Pubs code labelled ‘wholesale failure’

By Amelie Maurice-Jones

- Last updated on GMT

Scandalous and unfair: Industry officials criticised the Pubs Code
Scandalous and unfair: Industry officials criticised the Pubs Code

Related tags Legislation Property Tenanted + leased Finance Pubco + head office

The pubs code came under fire as a “wholesale failure” at the Business, Energy and Industrial Strategy (BEIS) committee meeting yesterday (12 July), designed to assess the usefulness of the code.

The pubs code​ was created in 2017 to govern the relationship between pub tenants and large pubcos where the two parties had a ‘tied’ lease, meaning landlords took a portion of revenue from beer sales.  

Disputes between tenants and landlords over how the code should be applied are decided on by the pubs code adjudicator (PCA) Fiona Dickie. 

The code states tenants can request to have their rent independently revaluated to be in line with market rents – the market rent-only (MRO) option – and for a result to be provided within 90 days of the requests.  

However, witnesses claimed the code allowed landlords to instead demand an arbitration process that could take two years, at added expense to the tenant.  

British Pub Confederation chair Greg Mulholland claimed the legislation had been a “wholesale failure”, and called for an inquiry into what had gone wrong.  

The pubs code was founded on two principles, he continued. The first was that it should facilitate fair and lawful dealing, and the second was that the tied tenant should not be worse off than the free-of-tie tenant. However, said Mulholland, these had not been upheld.

Scandalous situation

Mulholland also called the beer tie the “biggest rip off in Britain today”, as it involved charging tenants “extortionate, inflated, above-market” prices for beer.  

The conclusion, he said, was tenants were scared of going MRO. “[There have been] broken promises from ministers to Parliament who assured the House of Commons and House of Lords they would legislate and do it properly, but they’ve failed to do so,” he added. 

Forum of Private Business managing director Ian Cass also criticised the MRO option. While the option was supposed to be based purely on market rent, rather than market rent plus the margin lost selling products, which was putting publicans off choosing it. 

Cass also called the role and performance of PCA Fiona Dickie “disappointing”. While he sent in 102 examples of bad behaviour to the body, he claimed nothing was ever done to handle them.

The Hand & Flower, Olympia, west London licensee Hayley Tansey said the PCA had taken a side, but “not our side”, and did not feel her voice was heard.  

She had lost “faith and trust” in the process, and felt the current PCA was not approachable, with events held costing too much time and money for publicans to afford.  

Tenants felt “very, very betrayed”, added Mulholland. He said the adjudicator had only conducted one investigation, had ignored systematic abuse of dilapidation bills and section 25 notices and had done nothing for MRO tenants who were charged full rents during lockdown.  

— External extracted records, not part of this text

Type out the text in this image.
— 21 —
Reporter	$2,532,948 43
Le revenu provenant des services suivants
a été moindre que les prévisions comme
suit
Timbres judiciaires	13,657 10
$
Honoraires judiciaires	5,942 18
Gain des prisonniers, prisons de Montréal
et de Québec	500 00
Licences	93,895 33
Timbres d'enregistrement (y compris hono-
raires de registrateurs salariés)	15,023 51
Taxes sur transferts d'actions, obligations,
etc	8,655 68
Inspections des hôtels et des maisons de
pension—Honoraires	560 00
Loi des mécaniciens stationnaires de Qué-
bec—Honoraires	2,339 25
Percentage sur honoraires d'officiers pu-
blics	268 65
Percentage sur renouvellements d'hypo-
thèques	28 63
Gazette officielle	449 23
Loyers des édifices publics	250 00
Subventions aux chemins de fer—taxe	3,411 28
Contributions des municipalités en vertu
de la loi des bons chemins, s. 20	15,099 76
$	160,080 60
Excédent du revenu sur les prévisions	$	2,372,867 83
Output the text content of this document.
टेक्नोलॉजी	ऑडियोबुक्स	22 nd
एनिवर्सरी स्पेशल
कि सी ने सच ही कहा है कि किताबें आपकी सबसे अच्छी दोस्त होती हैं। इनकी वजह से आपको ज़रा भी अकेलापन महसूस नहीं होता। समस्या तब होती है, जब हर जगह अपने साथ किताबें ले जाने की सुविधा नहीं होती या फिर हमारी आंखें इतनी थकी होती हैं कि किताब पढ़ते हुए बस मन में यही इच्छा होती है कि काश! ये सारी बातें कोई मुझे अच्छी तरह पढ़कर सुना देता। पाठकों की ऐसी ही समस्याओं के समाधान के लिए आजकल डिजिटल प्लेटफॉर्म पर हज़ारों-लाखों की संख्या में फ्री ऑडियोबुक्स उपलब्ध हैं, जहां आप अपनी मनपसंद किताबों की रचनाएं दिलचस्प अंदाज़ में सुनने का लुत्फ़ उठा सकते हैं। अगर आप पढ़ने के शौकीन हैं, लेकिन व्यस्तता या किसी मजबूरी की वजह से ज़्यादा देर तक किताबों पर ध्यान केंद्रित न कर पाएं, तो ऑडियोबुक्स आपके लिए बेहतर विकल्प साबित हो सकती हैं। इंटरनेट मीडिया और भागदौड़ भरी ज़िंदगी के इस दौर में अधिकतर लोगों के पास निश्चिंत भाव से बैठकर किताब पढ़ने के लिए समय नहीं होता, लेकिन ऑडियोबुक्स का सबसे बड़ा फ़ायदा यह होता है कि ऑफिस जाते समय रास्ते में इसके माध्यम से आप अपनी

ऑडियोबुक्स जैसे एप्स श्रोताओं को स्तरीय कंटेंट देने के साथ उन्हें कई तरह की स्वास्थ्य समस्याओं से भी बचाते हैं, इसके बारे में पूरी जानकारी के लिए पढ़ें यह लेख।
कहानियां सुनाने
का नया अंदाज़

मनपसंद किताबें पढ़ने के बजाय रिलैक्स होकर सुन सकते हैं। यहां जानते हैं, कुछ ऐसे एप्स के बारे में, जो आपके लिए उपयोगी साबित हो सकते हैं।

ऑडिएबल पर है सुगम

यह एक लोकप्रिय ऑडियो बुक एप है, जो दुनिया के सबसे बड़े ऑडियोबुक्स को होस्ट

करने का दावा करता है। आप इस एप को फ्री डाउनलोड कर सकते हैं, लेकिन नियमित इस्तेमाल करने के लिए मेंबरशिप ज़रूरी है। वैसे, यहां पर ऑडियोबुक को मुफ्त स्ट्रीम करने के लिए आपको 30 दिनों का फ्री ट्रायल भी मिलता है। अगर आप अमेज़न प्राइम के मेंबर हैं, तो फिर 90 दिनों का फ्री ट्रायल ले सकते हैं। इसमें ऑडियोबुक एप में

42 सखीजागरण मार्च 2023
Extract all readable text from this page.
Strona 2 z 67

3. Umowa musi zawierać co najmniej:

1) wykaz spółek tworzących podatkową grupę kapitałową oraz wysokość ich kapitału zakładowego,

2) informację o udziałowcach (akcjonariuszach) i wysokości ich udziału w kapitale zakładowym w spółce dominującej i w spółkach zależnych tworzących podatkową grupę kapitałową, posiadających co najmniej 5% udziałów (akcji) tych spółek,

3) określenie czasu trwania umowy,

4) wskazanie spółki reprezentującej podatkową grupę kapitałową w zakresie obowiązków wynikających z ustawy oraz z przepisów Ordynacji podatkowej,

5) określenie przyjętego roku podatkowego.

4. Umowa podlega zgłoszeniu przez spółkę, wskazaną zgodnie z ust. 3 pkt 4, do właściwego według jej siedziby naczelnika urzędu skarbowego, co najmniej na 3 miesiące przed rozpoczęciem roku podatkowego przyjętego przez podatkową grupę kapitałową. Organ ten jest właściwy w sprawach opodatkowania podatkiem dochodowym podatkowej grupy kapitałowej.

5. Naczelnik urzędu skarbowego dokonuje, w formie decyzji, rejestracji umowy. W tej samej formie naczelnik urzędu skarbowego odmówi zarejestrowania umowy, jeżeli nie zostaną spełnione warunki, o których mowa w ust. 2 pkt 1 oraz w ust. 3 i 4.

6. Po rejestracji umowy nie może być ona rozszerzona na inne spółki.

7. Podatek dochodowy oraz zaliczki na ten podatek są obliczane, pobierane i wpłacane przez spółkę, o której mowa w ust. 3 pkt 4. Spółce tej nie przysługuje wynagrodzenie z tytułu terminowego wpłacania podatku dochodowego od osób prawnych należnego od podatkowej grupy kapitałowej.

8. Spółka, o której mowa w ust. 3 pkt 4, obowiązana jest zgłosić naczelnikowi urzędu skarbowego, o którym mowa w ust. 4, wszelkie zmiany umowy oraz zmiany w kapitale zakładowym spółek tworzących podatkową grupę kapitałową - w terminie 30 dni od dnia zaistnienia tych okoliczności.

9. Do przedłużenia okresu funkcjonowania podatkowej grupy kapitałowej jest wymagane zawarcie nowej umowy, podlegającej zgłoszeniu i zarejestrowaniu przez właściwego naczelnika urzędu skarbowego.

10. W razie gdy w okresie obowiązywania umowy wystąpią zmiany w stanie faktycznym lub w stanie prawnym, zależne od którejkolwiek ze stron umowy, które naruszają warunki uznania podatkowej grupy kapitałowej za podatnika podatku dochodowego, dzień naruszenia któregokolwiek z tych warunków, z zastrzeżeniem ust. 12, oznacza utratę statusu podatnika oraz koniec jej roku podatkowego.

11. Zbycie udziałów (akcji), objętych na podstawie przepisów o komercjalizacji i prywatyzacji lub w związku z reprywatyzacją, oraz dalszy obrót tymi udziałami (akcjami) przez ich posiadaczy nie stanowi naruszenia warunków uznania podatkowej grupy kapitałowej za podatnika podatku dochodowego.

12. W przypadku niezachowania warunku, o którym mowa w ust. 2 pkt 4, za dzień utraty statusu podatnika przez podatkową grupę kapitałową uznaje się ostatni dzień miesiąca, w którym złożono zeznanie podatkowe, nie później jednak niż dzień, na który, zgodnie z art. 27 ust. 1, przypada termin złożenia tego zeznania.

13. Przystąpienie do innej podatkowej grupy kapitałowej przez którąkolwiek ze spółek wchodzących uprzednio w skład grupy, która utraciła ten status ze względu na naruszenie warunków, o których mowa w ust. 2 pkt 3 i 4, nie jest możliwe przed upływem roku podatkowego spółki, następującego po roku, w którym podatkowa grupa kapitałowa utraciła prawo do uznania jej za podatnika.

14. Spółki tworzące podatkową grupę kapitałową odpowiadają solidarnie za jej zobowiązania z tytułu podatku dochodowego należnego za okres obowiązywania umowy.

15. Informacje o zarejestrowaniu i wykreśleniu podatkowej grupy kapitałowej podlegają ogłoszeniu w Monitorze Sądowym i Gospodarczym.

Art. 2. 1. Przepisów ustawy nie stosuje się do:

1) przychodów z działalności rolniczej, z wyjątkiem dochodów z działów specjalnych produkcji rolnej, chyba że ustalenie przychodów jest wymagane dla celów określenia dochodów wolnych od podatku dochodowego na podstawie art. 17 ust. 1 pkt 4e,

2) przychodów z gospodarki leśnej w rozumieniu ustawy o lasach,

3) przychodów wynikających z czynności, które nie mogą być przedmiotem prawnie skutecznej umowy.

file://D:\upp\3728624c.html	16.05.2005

Aggressive and troublesome

Campaign for Pubs chair Paul Crossman continued this critique. He had hoped for an adjudicator who would champion publicans’ problems, but instead, publicans’ issues were seen as an “aggressive and troublesome factor”.  

Dickie ​stated that the witnesses had not given facts nor data to back up their general allegations. She pointed to a tied-tenant survey, conducted independently by market research company Ipsos Mori, that revealed the temperature in the regulated tied sector.  

She said the methodology for the survey showed Mori had interviewed both publicans and pubcos for the survey, and she had upped the number of tenants involved from 400 to 600 for better comparison. 

Dickie claimed she met with a range of stakeholders, yet always asked them to give her evidence of assertions. She said she had not declined to meet with anyone and her office “has its ears open all the time”. 

However, when pressed on this point, she said she had not met with the British Pub Confederation since 2018. She said it was possible that the organisation, as well as the Campaign for Pubs, were included in meetings about partnership strategy in May this year. 

Dickie ​also said she had worked to prevent malpractice, imposing a £2m fine to Star for 12 breaches of the code. She was also confident the MRO was being delivered in line with Parliament.  

“The MRO process, could and I would like to say should, be part and parcel of every tied rent review so tenant can get the best deal”, she added. 

The group also claimed the code was applied differently to non-tied and tied pubs during the pandemic – with pubcos giving more rent concessions and discounts to tied pubs in a way that Mulholland found “clearly discriminatory”. 

However, pubcos disagreed. Spokespeople from Punch Pubs, Star Pubs and Bars, Stonegate and Marstons said while tied tenants were supported better, this was because the nature of the MRO arrangement meant tenants opted out of that close partnership. 

Star Pubs and Bars operations director for the North Mick Howard, for instance, had put more than £1m rent support behind payment plans, with the vast majority of MRO tenants accepting that.

Ed Hancock, Marstons group operations director and group property director, also agreed sensible repayment strategies with tenants, with Punch Pubs chief executive Clive Chesser stating the pubco supported free-of-tied tenants better than elsewhere in the commercial world.